From 2005-2009 DK only moved 2.93 million copies. From 2010 to now it has moved 10.05 million. Already the fourth most underrepresented franchise at 32 million copies / rep, a third DK rep seems all-but-inevitable. DK is behind WiiFit (which moved 44 million copies). It's unlikely WiiFit would get another rep.
- Animal Crossing has a huge market share for its single rep
Animal Crossing has moved 26 million total and 23 million since 2005. Only, DK, Mario, Kirby, Pokemon, Zelda, and Wii Fit have moved more. Indeed, Animal Crossing, with one rep, has sold more copies than Metroid and Fire Emblem combined, yet both Metroid and FE have 2 reps a piece. (Counting ZSS as a separate rep)

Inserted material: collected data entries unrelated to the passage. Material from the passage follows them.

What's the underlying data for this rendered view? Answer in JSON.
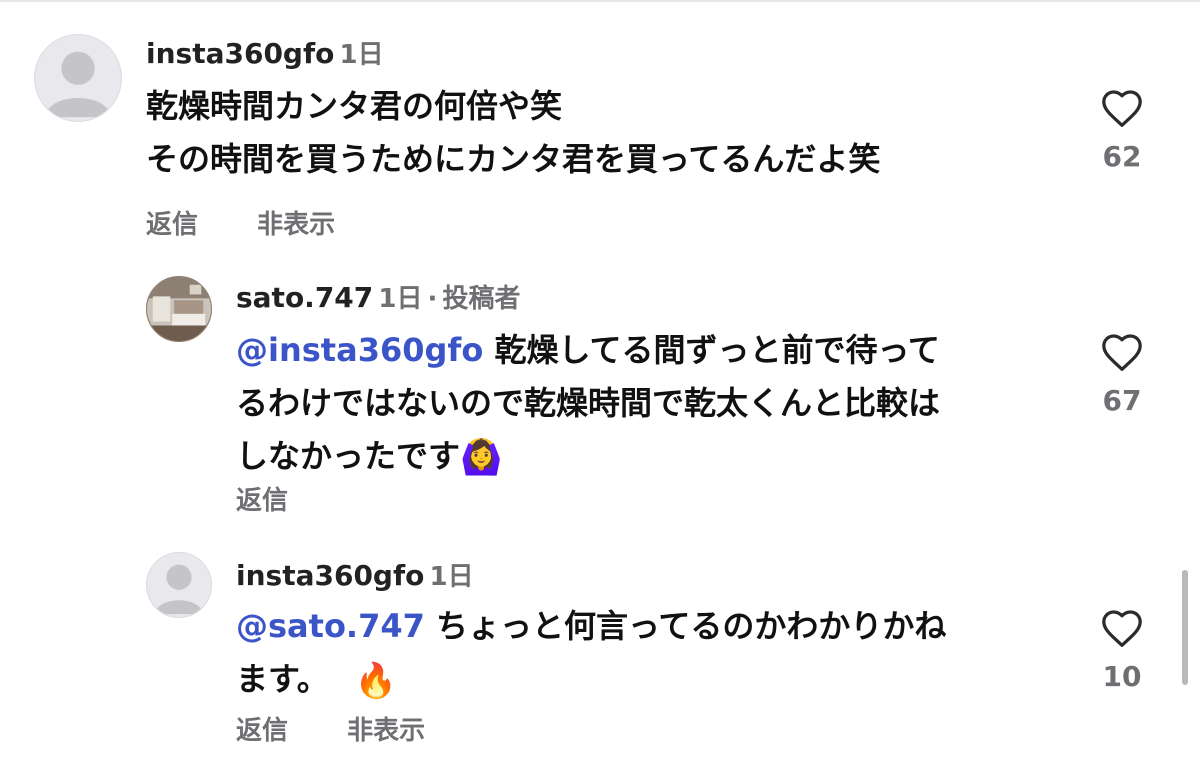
{
  "comments": [
    {
      "username": "insta360gfo",
      "time": "1日",
      "lines": [
        "乾燥時間カンタ君の何倍や笑",
        "その時間を買うためにカンタ君を買ってるんだよ笑"
      ],
      "reply_label": "返信",
      "hide_label": "非表示",
      "likes": "62",
      "avatar": "default-avatar"
    },
    {
      "username": "sato.747",
      "time": "1日",
      "separator": "·",
      "author_badge": "投稿者",
      "mention": "@insta360gfo",
      "line1_rest": " 乾燥してる間ずっと前で待って",
      "line2": "るわけではないので乾燥時間で乾太くんと比較は",
      "line3": "しなかったです",
      "emoji": "🙆‍♀️",
      "reply_label": "返信",
      "likes": "67",
      "avatar": "photo-avatar"
    },
    {
      "username": "insta360gfo",
      "time": "1日",
      "mention": "@sato.747",
      "line1_rest": " ちょっと何言ってるのかわかりかね",
      "line2": "ます。",
      "emoji": "🔥",
      "reply_label": "返信",
      "hide_label": "非表示",
      "likes": "10",
      "avatar": "default-avatar"
    }
  ],
  "icons": {
    "like": "heart-outline-icon"
  },
  "colors": {
    "mention": "#3b55c9",
    "secondary_text": "#6f6f73"
  }
}
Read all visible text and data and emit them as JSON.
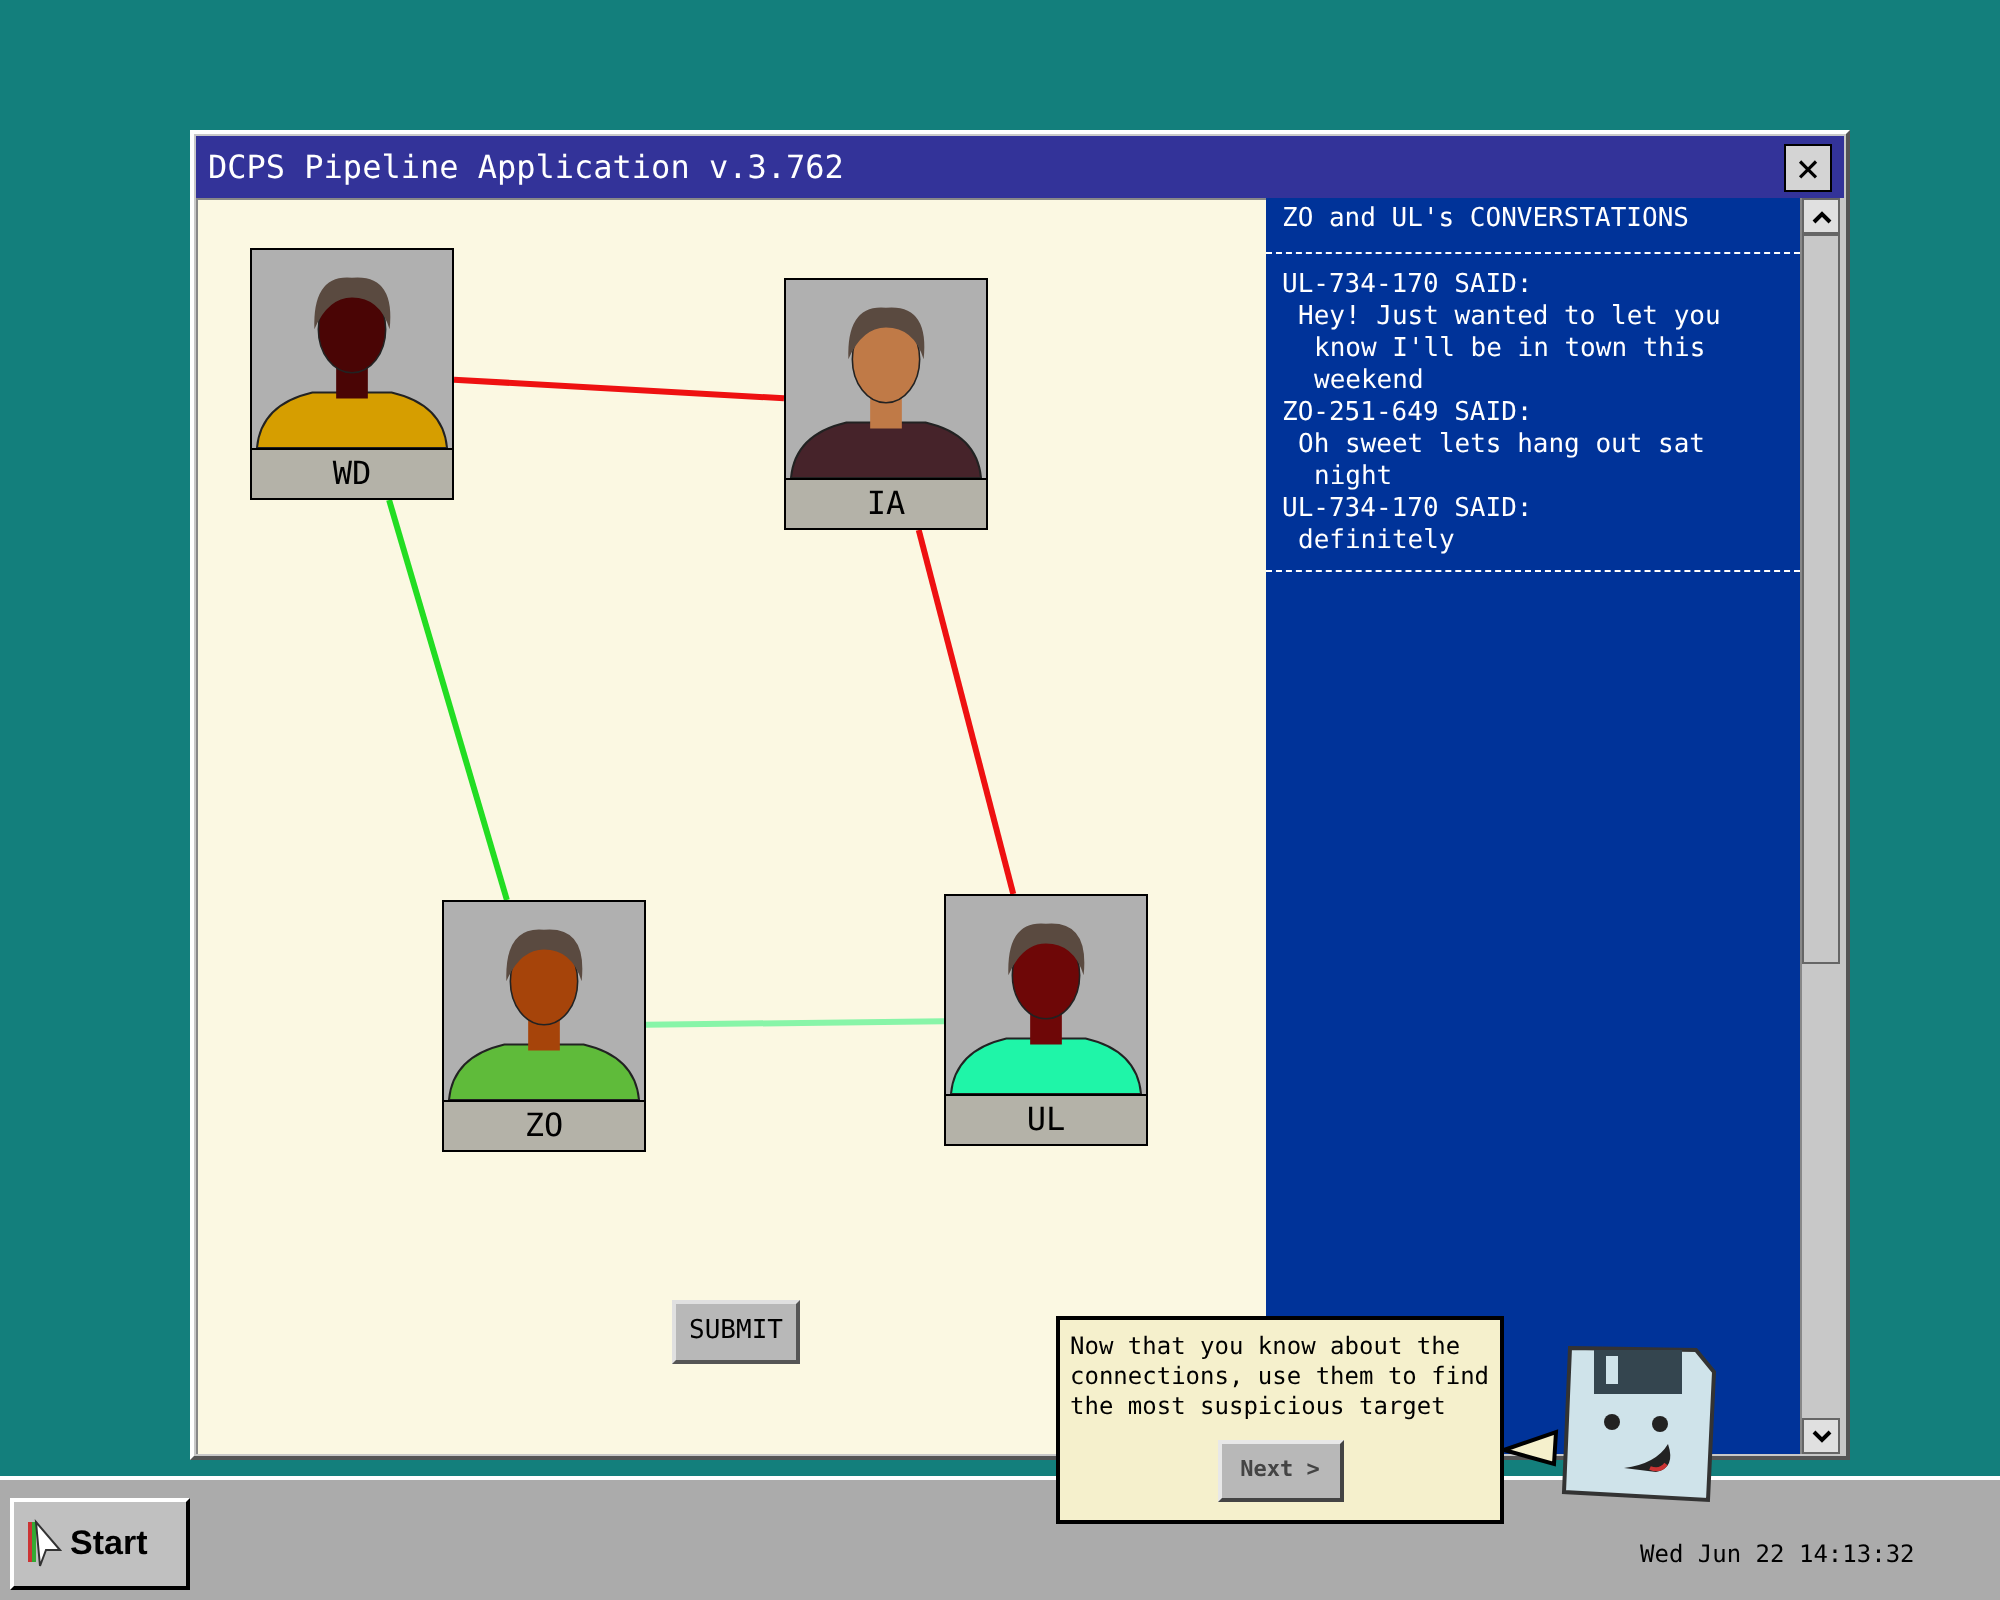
{
  "window": {
    "title": "DCPS Pipeline Application v.3.762",
    "close_label": "×"
  },
  "graph": {
    "nodes": [
      {
        "label": "WD",
        "color": "#d69e00"
      },
      {
        "label": "IA",
        "color": "#46232a"
      },
      {
        "label": "ZO",
        "color": "#5fbb3a"
      },
      {
        "label": "UL",
        "color": "#1ff5a8"
      }
    ],
    "edges": [
      {
        "color": "#ee1111"
      },
      {
        "color": "#ee1111"
      },
      {
        "color": "#22dd22"
      },
      {
        "color": "#88f5a8"
      }
    ]
  },
  "submit_button": "SUBMIT",
  "conversation": {
    "title": "ZO and UL's CONVERSTATIONS",
    "messages": [
      {
        "speaker": "UL-734-170 SAID:",
        "lines": [
          "Hey! Just wanted to let you",
          "know I'll be in town this",
          "weekend"
        ]
      },
      {
        "speaker": "ZO-251-649 SAID:",
        "lines": [
          "Oh sweet lets hang out sat",
          "night"
        ]
      },
      {
        "speaker": "UL-734-170 SAID:",
        "lines": [
          "definitely"
        ]
      }
    ]
  },
  "tooltip": {
    "text": "Now that you know about the connections, use them to find the most suspicious target",
    "button": "Next >"
  },
  "taskbar": {
    "start": "Start",
    "clock": "Wed Jun 22 14:13:32"
  }
}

- Starfox may only have 2-3 reps.
Starfox has only moved 11.27 million copies total and only 2.39 since 2005. Even with just one confirmed rep, that's 11 million per rep (the lowest of the 3+ rep franchises). Of course, in Brawl every rep backed only 3.5 million copies sold.
- F-Zero hasn't had a new game out in the 2005 - Now era
- Kid Icarus is already over-represented
Not to dishearten Palutena supporters but the KI franchise has only moved 2.88 million copies total. With 2 reps, KI would hold 1.4 million copies per rep. Compare to Fire Emblem's likely 2 reps at 3.5 million a piece.
- Mother/Earthbound is in a world of its own
With 1.67 million in total sales, it's hard to justify even two reps.
Those are all the interesting bits I've observed for now. Lemme know what ya'll think.